# Whack your boss!!



## slg (May 6, 2005)

http://www.doodie.com/boss_flash_animation.php


----------



## Terri_TT (Nov 18, 2004)

slg said:


> http://www.doodie.com/boss_flash_animation.php


I guess that's not work friendly :?


----------



## Guest (Jan 27, 2006)

Terri_TT said:


> slg said:
> 
> 
> > http://www.doodie.com/boss_flash_animation.php
> ...


That's what makes it soooo good


----------



## slg (May 6, 2005)

Terri_TT said:


> slg said:
> 
> 
> > http://www.doodie.com/boss_flash_animation.php
> ...


oops, maybe should put a warning up about that


----------



## YELLOW_TT (Feb 25, 2004)

I wish I'd checked the link first I've just got the sack


----------



## ObiWan (Sep 25, 2005)

Pick the wall its relatively censored :?


----------



## DGW131 (Feb 20, 2005)

YELLOW_TT said:


> I wish I'd checked the link first I've just got the sack


caught eating pies :lol: :wink:


----------



## YELLOW_TT (Feb 25, 2004)

DGW131 said:


> YELLOW_TT said:
> 
> 
> > I wish I'd checked the link first I've just got the sack
> ...


no put it has left me free to go for my dream job pie tester


----------



## Terri_TT (Nov 18, 2004)

slg said:


> http://www.doodie.com/boss_flash_animation.php


That's what happened to me at work today, only it was the boss who was doing the beating. [smiley=smash.gif]
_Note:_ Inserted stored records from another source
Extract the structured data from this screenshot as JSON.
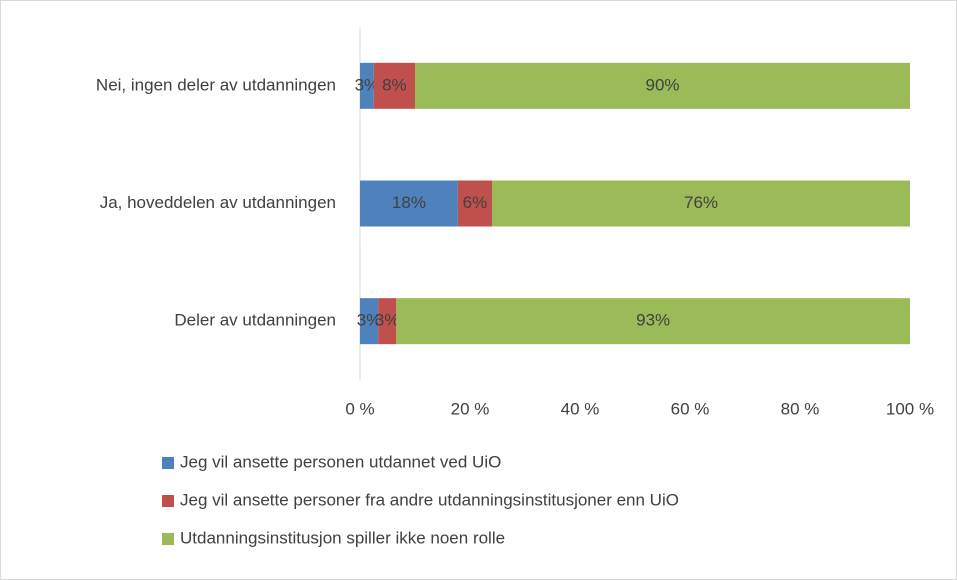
{
  "chart_data": {
    "type": "stacked-barh",
    "categories": [
      "Nei, ingen deler av utdanningen",
      "Ja, hoveddelen av utdanningen",
      "Deler av utdanningen"
    ],
    "series": [
      {
        "name": "Jeg vil ansette personen utdannet ved UiO",
        "color": "#4f81bd",
        "values": [
          2.5,
          17.8,
          3.3
        ],
        "value_labels": [
          "3%",
          "18%",
          "3%"
        ]
      },
      {
        "name": "Jeg vil ansette personer fra andre utdanningsinstitusjoner enn UiO",
        "color": "#c0504d",
        "values": [
          7.5,
          6.2,
          3.3
        ],
        "value_labels": [
          "8%",
          "6%",
          "3%"
        ]
      },
      {
        "name": "Utdanningsinstitusjon spiller ikke noen rolle",
        "color": "#9bbb59",
        "values": [
          90,
          76,
          93.4
        ],
        "value_labels": [
          "90%",
          "76%",
          "93%"
        ]
      }
    ],
    "xlim": [
      0,
      100
    ],
    "xticks": [
      {
        "value": 0,
        "label": "0 %"
      },
      {
        "value": 20,
        "label": "20 %"
      },
      {
        "value": 40,
        "label": "40 %"
      },
      {
        "value": 60,
        "label": "60 %"
      },
      {
        "value": 80,
        "label": "80 %"
      },
      {
        "value": 100,
        "label": "100 %"
      }
    ],
    "legend": "bottom"
  }
}
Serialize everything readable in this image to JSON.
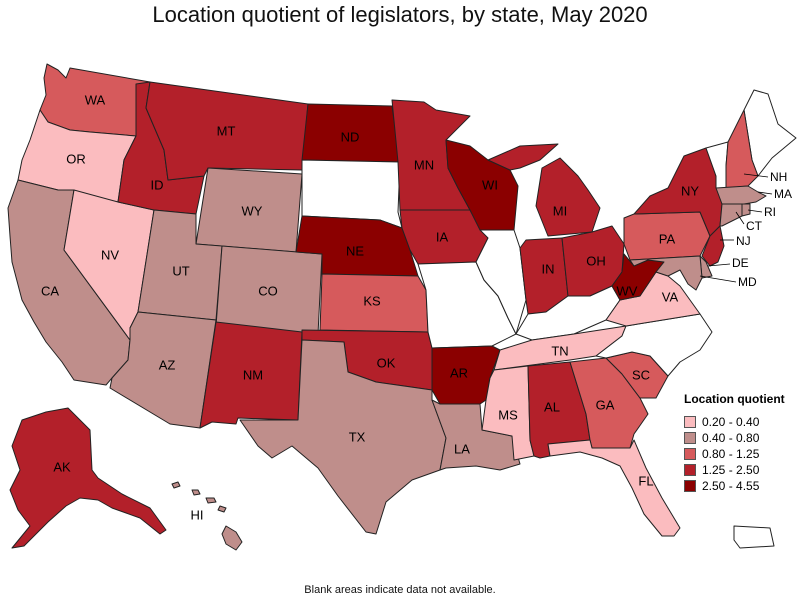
{
  "title": "Location quotient of legislators, by state, May 2020",
  "footnote": "Blank areas indicate data not available.",
  "legend": {
    "title": "Location quotient",
    "bins": [
      {
        "label": "0.20 - 0.40",
        "color": "#fbbcbf"
      },
      {
        "label": "0.40 - 0.80",
        "color": "#bf8e8b"
      },
      {
        "label": "0.80 - 1.25",
        "color": "#d65a5c"
      },
      {
        "label": "1.25 - 2.50",
        "color": "#b3202a"
      },
      {
        "label": "2.50 - 4.55",
        "color": "#8b0000"
      }
    ]
  },
  "no_data_color": "#ffffff",
  "states": [
    {
      "abbr": "WA",
      "bin": 2
    },
    {
      "abbr": "OR",
      "bin": 0
    },
    {
      "abbr": "CA",
      "bin": 1
    },
    {
      "abbr": "NV",
      "bin": 0
    },
    {
      "abbr": "ID",
      "bin": 3
    },
    {
      "abbr": "MT",
      "bin": 3
    },
    {
      "abbr": "WY",
      "bin": 1
    },
    {
      "abbr": "UT",
      "bin": 1
    },
    {
      "abbr": "CO",
      "bin": 1
    },
    {
      "abbr": "AZ",
      "bin": 1
    },
    {
      "abbr": "NM",
      "bin": 3
    },
    {
      "abbr": "ND",
      "bin": 4
    },
    {
      "abbr": "SD",
      "bin": null
    },
    {
      "abbr": "NE",
      "bin": 4
    },
    {
      "abbr": "KS",
      "bin": 2
    },
    {
      "abbr": "OK",
      "bin": 3
    },
    {
      "abbr": "TX",
      "bin": 1
    },
    {
      "abbr": "MN",
      "bin": 3
    },
    {
      "abbr": "IA",
      "bin": 3
    },
    {
      "abbr": "MO",
      "bin": null
    },
    {
      "abbr": "AR",
      "bin": 4
    },
    {
      "abbr": "LA",
      "bin": 1
    },
    {
      "abbr": "WI",
      "bin": 4
    },
    {
      "abbr": "IL",
      "bin": null
    },
    {
      "abbr": "MI",
      "bin": 3
    },
    {
      "abbr": "IN",
      "bin": 3
    },
    {
      "abbr": "OH",
      "bin": 3
    },
    {
      "abbr": "KY",
      "bin": null
    },
    {
      "abbr": "TN",
      "bin": 0
    },
    {
      "abbr": "MS",
      "bin": 0
    },
    {
      "abbr": "AL",
      "bin": 3
    },
    {
      "abbr": "GA",
      "bin": 2
    },
    {
      "abbr": "FL",
      "bin": 0
    },
    {
      "abbr": "SC",
      "bin": 2
    },
    {
      "abbr": "NC",
      "bin": null
    },
    {
      "abbr": "VA",
      "bin": 0
    },
    {
      "abbr": "WV",
      "bin": 4
    },
    {
      "abbr": "PA",
      "bin": 2
    },
    {
      "abbr": "NY",
      "bin": 3
    },
    {
      "abbr": "ME",
      "bin": null
    },
    {
      "abbr": "VT",
      "bin": null
    },
    {
      "abbr": "NH",
      "bin": 2
    },
    {
      "abbr": "MA",
      "bin": 1
    },
    {
      "abbr": "RI",
      "bin": 1
    },
    {
      "abbr": "CT",
      "bin": 1
    },
    {
      "abbr": "NJ",
      "bin": 3
    },
    {
      "abbr": "DE",
      "bin": 1
    },
    {
      "abbr": "MD",
      "bin": 1
    },
    {
      "abbr": "AK",
      "bin": 3
    },
    {
      "abbr": "HI",
      "bin": 1
    },
    {
      "abbr": "PR",
      "bin": null
    }
  ]
}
Something to do with access denied. :wink:


----------



## genocidalduck (May 19, 2005)

Excellent......the carpboard door has to be my favorite


----------



## slg (May 6, 2005)

genocidalduck said:


> Excellent......the *carp*board door has to be my favorite


I missed the fishy door :roll: :wink:


----------



## genocidalduck (May 19, 2005)

Cant even make a typo without someone catching it :wink:


----------



## YELLOW_TT (Feb 25, 2004)

I found 13tn ways but could not get the last 1


----------



## genocidalduck (May 19, 2005)

YELLOW_TT said:


> I found 13tn ways but could not get the last 1


Did you find the coat hook?....That one was the last one i found.


----------



## Sim (Mar 7, 2003)

genocidalduck said:


> YELLOW_TT said:
> 
> 
> > I found 13tn ways but could not get the last 1
> ...


Funny that, me too


----------



## Mrs Wallsendmag (Dec 13, 2005)

Sim said:


> genocidalduck said:
> 
> 
> > YELLOW_TT said:
> ...


And me looked for ages


----------



## Guest (Feb 1, 2006)

thank god for that "panic" button just below your score


----------